As for timing, this is overwhelmingly a daytime fragrance. The data shows 97% day suitability versus 52% night — those numbers tell a story. Despite the presence of tobacco and oud (typically evening-friendly notes), the dominant fruity sweetness keeps Empathy firmly in daytime territory. Think office-appropriate with personality, brunch with an edge, or weekend errands that still deserve something special. It can transition to evening, particularly in cooler weather, but it never becomes a true night creature.
Community Verdict
With 851 votes landing at 3.7 out of 5, Empathy occupies interesting middle ground. This isn't a universally acclaimed masterpiece, nor is it dismissed by those who've tried it. The rating suggests a fragrance that delivers competently on its promise while perhaps not transcending into must-have territory for everyone. The relatively large vote count indicates genuine interest and wear-testing, so this isn't an obscure release flying under the radar — people are discovering it, forming opinions, and those opinions land in "good, sometimes very good" range. For a niche house tackling the challenging combination of fruit, tobacco, and oud in a feminine composition, that's respectable.
How It Compares
The similar fragrances list reads like a who's who of beloved sweet-woody-tobacco compositions. Tom Ford's Tobacco Vanille appears as a comparison point, though Empathy skews sweeter and fruitier than Ford's bourbon-soaked masterpiece. Lost Cherry, also from Ford, shares that fruit-plus-richness DNA. Delina by Parfums de Marly offers another raspberry-forward option, though it leans more straightforwardly floral-fruity. Hypnotic Poison brings the almond-vanilla sweetness angle, while Amouage's Sunshine Woman shares ambitions of complexity within feminine sweetness.

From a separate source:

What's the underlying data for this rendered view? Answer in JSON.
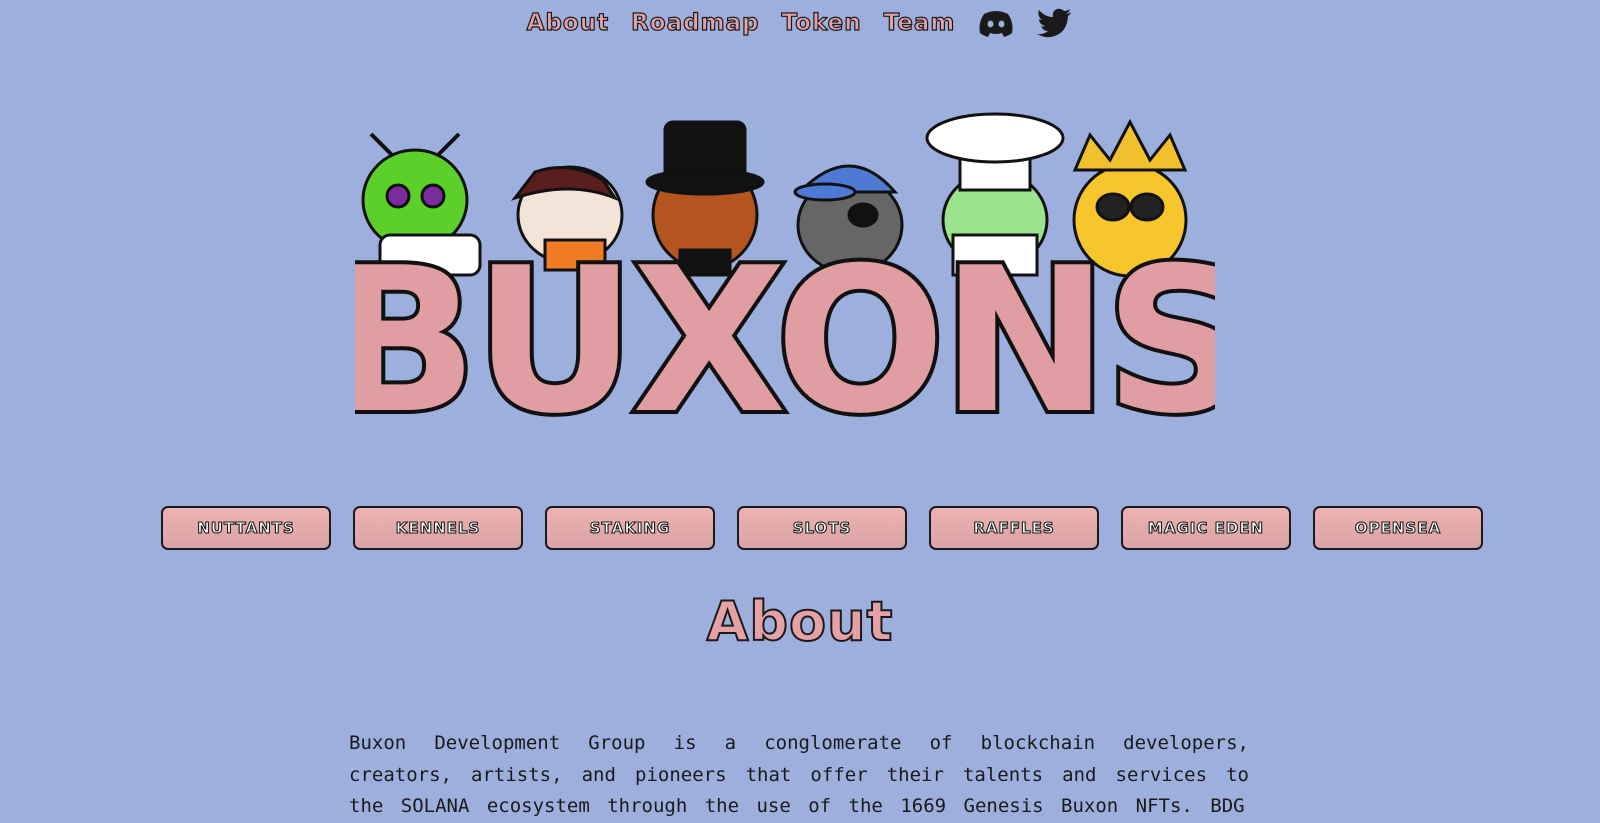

Where Empathy distinguishes itself is in that specific raspberry-tobacco-oud combination. It's sweeter than Tobacco Vanille, more tobacco-forward than Delina, and more fruit-dominant than typical oud fragrances. It occupies its own niche within the niche.
The Bottom Line
Empathy succeeds at what it attempts: creating a feminine fragrance that balances immediate appeal with compositional depth. The raspberry-tobacco pairing works better than it probably should on paper, and the oud presence adds legitimacy without overwhelming. The 3.7 rating reflects reality — this is a well-crafted fragrance that will genuinely delight some wearers while leaving others merely satisfied.
Who should seek this out? Anyone curious about gateway oud fragrances, lovers of fruity scents wanting more sophistication, or those seeking fall signatures that don't default to pumpkin spice or straight gourmand. If you've ever thought raspberry and tobacco might be soulmates, Empathy will confirm your suspicions. It's a fragrance that asks for empathy toward unlikely pairings — and rewards those willing to explore beyond conventional boundaries.